Il Presepe di Leonessa
Chiesa di San Francesco - Leonessa
Nella parete di fondo dell’omonima cappella si trova collocato su tre ripiani un monumentale e suggestivo presepe in terracotta policroma, risalente ai primi del XVI secolo; opera pregevolissima di figuli abruzzesi, presumibilmente di Paolo da Monte Reale detto l’Aquilano, o della sua scuola.
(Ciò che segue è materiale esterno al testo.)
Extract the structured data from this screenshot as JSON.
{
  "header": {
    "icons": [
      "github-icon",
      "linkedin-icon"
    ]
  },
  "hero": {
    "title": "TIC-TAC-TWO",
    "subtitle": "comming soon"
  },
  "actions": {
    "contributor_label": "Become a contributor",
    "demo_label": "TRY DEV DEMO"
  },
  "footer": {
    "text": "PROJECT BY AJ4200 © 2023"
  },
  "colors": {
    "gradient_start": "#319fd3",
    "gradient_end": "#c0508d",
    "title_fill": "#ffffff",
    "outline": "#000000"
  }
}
Questo artista apparteneva alla tradizione di quelle scuole minori di mastri figurinai – escluse dalle grandi vicende dell’arte rinascimentale ed in via di affermazione a partire dalla fine del XV secolo, in alcuni luoghi periferici dell’Italia centromeridionale, dell’Abruzzo, della Campania, della Basilicata, della Calabria, della Sicilia – che dettero vita alla tradizione dei presepi plastici costituiti da figure a tutto tondo collocate su di uno sfondo tridimensionale. In quasi tutte queste opere compaiono elementi di regionalizzazione dell’immagine tradizionale della Natività, fra i quali spiccano gli strumenti musicali dei pastori, le fattezze dei loro volti e dei loro abiti.In merito agli strumenti presenti nel presepio di Leonessa, occorre menzionare una zampogna a due flauti impiantati su di un unico blocco, portata in braccio ad un pastore. Si tratta della prima raffigurazione in un presepe di tale strumento, caratteristico di alcune regioni centromeridionali (Lazio, Campania, Molise ecc), che viene ancora usato ad Amatrice ed in altri paesi dell’alta valle del Tronto.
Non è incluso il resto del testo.